Alannah Tomkins's "Medical Misadventure"

Alannah Tomkins is a Professor in History at Keele University.

She applied the “Page 99 Test” to her new book, Medical Misadventure in an Age of Professionalisation, 1780-1890, and reported the following:
Medical Misadventure is a book about the ways that professionalising doctors disappointed themselves and others in their attempts to become successful practitioners. Page 99 reflects this intention poignantly, as it falls in a chapter about professional disappointment among men who accepted postings in the Indian Medical Service (IMS).

The IMS had the advantage of offering qualified practitioners a reliable salary at a time when the rewards of medicine could be very uncertain. The British profession was heavily overstocked in the first half of the nineteenth century, so a medical degree might be a pathway to poverty rather than to a lucrative career. In this context a guaranteed income in one’s own preferred field of employment might look attractive; but service in India carried penalties too. It demanded an enforced removal from Britain for years at a time. Entitlement to leave might only come after nine or ten years in post, and the ability to take advantage of that entitlement might depend on the doctor’s having saved enough money to afford it. Men had to supply their own servants – an essential lifestyle feature for the British in India – and find that their salary was dependable but meagre in context. Page 99 dwells on these points, and later pages flag additional drawbacks. Frequent changes of posting meant that friendships could be fleeting and unsatisfactory, rivalries with fellow doctors for well-paid work could be intense, and the risk of dying in Asia was relatively high.

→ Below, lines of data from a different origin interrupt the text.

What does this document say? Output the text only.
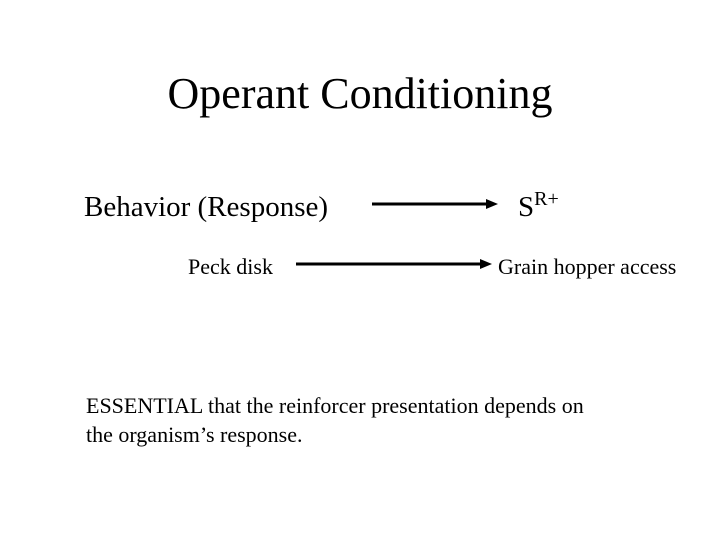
Operant Conditioning
Behavior (Response)	$S^{R+}$
Peck disk	Grain hopper access
ESSENTIAL that the reinforcer presentation depends on
the organism’s response.
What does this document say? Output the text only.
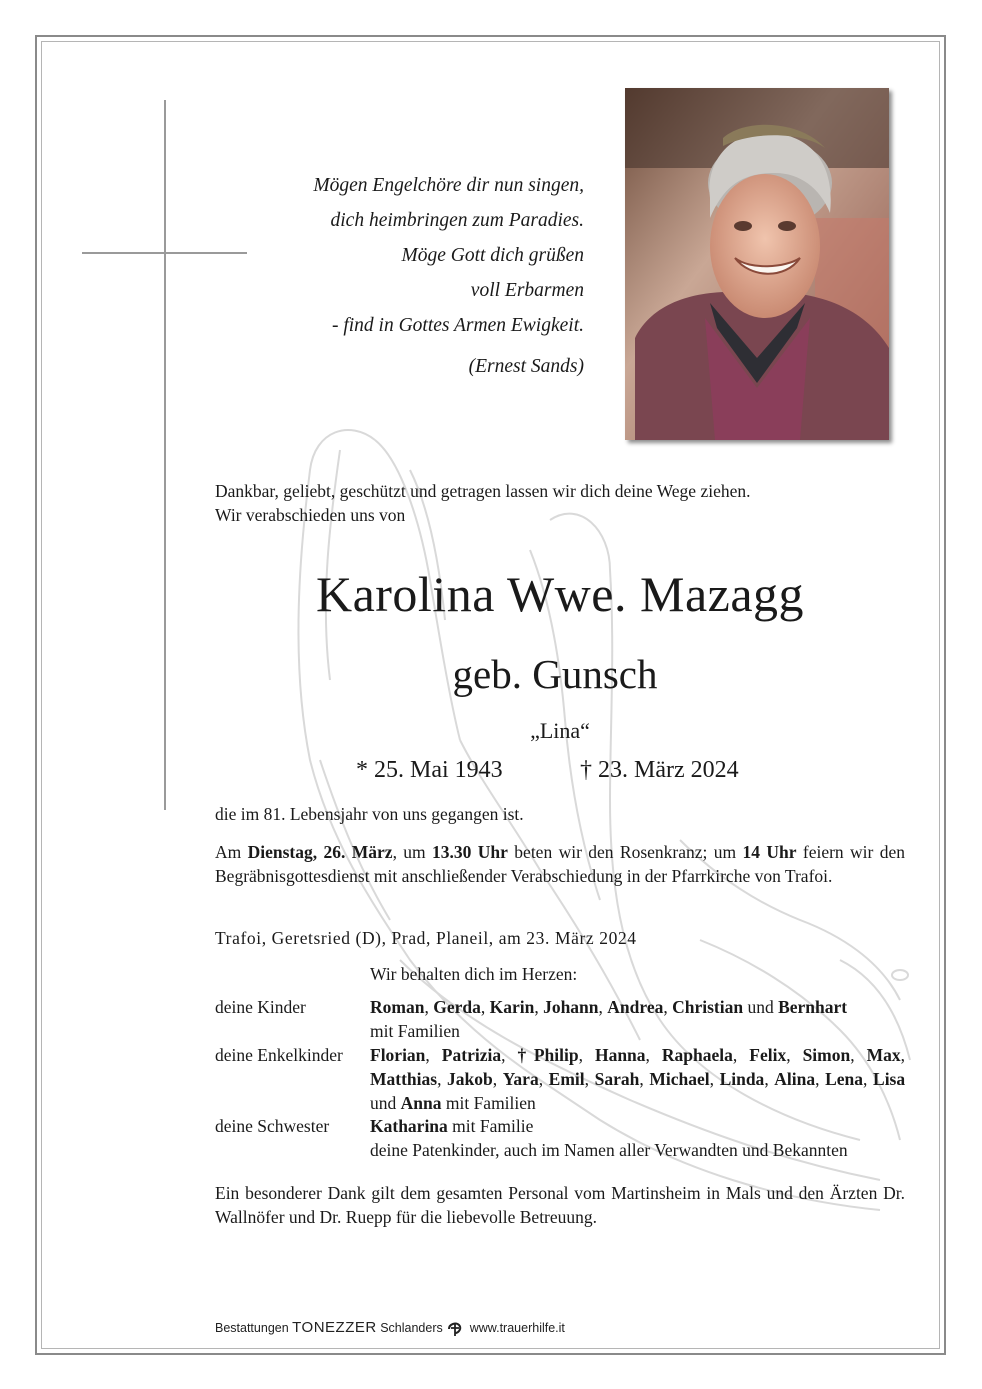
Mögen Engelchöre dir nun singen,
dich heimbringen zum Paradies.
Möge Gott dich grüßen
voll Erbarmen
- find in Gottes Armen Ewigkeit.
(Ernest Sands)
Dankbar, geliebt, geschützt und getragen lassen wir dich deine Wege ziehen.
Wir verabschieden uns von
Karolina Wwe. Mazagg
geb. Gunsch
„Lina“
* 25. Mai 1943	† 23. März 2024
die im 81. Lebensjahr von uns gegangen ist.
Am Dienstag, 26. März, um 13.30 Uhr beten wir den Rosenkranz; um 14 Uhr feiern wir den Begräbnisgottesdienst mit anschließender Verabschiedung in der Pfarrkirche von Trafoi.
Trafoi, Geretsried (D), Prad, Planeil, am 23. März 2024
Wir behalten dich im Herzen:
deine Kinder	Roman, Gerda, Karin, Johann, Andrea, Christian und Bernhart
mit Familien
deine Enkelkinder Florian, Patrizia, †Philip, Hanna, Raphaela, Felix, Simon, Max, Matthias, Jakob, Yara, Emil, Sarah, Michael, Linda, Alina, Lena, Lisa und Anna mit Familien
deine Schwester Katharina mit Familie
deine Patenkinder, auch im Namen aller Verwandten und Bekannten
Ein besonderer Dank gilt dem gesamten Personal vom Martinsheim in Mals und den Ärzten Dr. Wallnöfer und Dr. Ruepp für die liebevolle Betreuung.
Bestattungen TONEZZER Schlanders www.trauerhilfe.it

These reflections on professionalising medicine are important because, to date, the historical narrative has placed strong emphasis on success and progress rather than failure and disappointment. Doctors might have met every increasing expectation, from within and without the profession, with dignity and competence; however, lots of men suffered temporary setback or permanent curtailment of their careers in the attempt to become the perfect professional. This book tells their stories and urges for a more prominent place for understandable human failure in medicine, both past and present.